Within two years of the defeat and surrender of Licinius, Constantine had not only put his brother-in-law and former co-augustus to death, but also executed his nephew Licinius II, the son of his sister Flavia Julia Constantia. According to the Latin histories of Ammianus Marcellinus and Aurelius Victor, after a trial whose real circumstances are mysterious, Constantine executed Crispus at Pola (Pula) in 326. Fausta, whose son Constantius II became caesar in November 324, was also put to death, and the Late Greek historian Zosimus and the Byzantine Greek writer Joannes Zonaras wrote that Constantine had accused Crispus of incest with his stepmother. After his death, Crispus was subjected to damnatio memoriae.
Couldn't control his own wife's and son's lust, and it's doubtful that the rest of his issue salved the wound of his cuckoldry, so ending up a catechumen was little different from the garden-variety eunuch once he got his late senile career going. Even when I learned of his *Monumental Splendour* in dreadful 'Social Studies' class, it made Rome seem fully dead instantly--although Gibbon describes Constantine going back to Rome and how his procession there made him lose his senses, i.e., "he let it go to his head". Constantinople must have seemed like Brasilia during that parade.
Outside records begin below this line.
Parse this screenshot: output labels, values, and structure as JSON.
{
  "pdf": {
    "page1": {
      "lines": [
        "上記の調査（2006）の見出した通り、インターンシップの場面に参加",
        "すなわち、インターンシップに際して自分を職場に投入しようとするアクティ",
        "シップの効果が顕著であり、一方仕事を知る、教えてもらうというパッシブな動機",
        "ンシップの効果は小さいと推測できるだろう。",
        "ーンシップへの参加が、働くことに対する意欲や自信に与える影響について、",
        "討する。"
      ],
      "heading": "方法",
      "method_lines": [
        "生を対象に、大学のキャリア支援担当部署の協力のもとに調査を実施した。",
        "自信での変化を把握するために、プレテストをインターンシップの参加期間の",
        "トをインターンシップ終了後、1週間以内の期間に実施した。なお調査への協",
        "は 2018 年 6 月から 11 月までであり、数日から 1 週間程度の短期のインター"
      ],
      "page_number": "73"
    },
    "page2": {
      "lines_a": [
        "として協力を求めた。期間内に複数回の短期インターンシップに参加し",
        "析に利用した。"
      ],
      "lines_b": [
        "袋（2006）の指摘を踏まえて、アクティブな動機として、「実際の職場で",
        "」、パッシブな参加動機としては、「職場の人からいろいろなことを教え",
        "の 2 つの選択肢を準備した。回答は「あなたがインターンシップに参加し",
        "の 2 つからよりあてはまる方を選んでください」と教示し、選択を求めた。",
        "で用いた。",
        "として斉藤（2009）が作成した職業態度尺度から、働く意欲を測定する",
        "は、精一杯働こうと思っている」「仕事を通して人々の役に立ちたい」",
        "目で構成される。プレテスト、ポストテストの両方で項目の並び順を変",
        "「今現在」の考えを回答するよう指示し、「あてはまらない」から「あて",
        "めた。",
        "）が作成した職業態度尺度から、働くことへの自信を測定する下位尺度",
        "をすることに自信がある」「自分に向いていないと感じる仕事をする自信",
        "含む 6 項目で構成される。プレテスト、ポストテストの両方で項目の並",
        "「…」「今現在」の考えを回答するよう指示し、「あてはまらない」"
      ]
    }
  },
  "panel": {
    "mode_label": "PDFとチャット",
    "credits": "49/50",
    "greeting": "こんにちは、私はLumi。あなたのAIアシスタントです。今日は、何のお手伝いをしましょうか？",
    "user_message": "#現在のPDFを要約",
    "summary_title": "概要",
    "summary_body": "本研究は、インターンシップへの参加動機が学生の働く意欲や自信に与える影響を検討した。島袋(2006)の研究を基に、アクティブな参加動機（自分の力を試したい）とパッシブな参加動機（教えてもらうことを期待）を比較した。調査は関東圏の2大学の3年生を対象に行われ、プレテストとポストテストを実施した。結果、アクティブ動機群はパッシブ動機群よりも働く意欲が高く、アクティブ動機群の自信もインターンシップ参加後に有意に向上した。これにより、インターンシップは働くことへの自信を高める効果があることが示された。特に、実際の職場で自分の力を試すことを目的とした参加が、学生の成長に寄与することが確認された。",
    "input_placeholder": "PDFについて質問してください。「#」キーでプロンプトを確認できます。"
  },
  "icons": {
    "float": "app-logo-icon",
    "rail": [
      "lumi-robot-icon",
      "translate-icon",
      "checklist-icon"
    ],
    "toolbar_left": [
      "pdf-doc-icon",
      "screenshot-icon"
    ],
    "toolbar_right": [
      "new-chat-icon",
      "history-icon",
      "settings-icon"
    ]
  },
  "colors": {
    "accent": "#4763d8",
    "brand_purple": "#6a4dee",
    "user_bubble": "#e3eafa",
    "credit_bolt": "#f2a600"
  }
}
But after such a proclamation, he could not be expected to really "act the way a Christian is usually thought to be expected to be", so may have thought not continuing along Roman-style assassination tradition was not possible just yet. So that was probably literally the only 'tweaking' he bothered with, the scumbag. When Constantine made Rome Christian, was he defecting? It is interesting that Rome loses all of its awesome attraction the minute Constantine does this, coinciding with a faithless and sex-obsessed family capable of defecting on him in quite heavy ways--and he sure thought they were worthy of punishment: it must have hurt his feelings. LOTS more than I knew from the Gibbon. Interesting that Julian the Apostate was so much more virtuous--what a season or two in Athens would do to a young Roman.
And such declines had already been seen earlier in Rome: Augustus is supposed to have been 'great'...however, it comes across that Julius Caesar makes Augustus nevertheless look emasculated, but Constantine would have been an unimaginable tiny mite even at the beginning of the Pax Romana.
Indeed.
Further, Julius was the kind of person who becomes the SJW now. Couldn't follow a law to save his life. I would say 'exactly' the same kind but Julius came from vastly sterner stock. He was also in the effete city-dweller set, but only effete relative to his own time, not even remotely effete relative to ours. He crossed the Rubicon solely because the alternative was submitting to the just punishment for his own lawbreaking.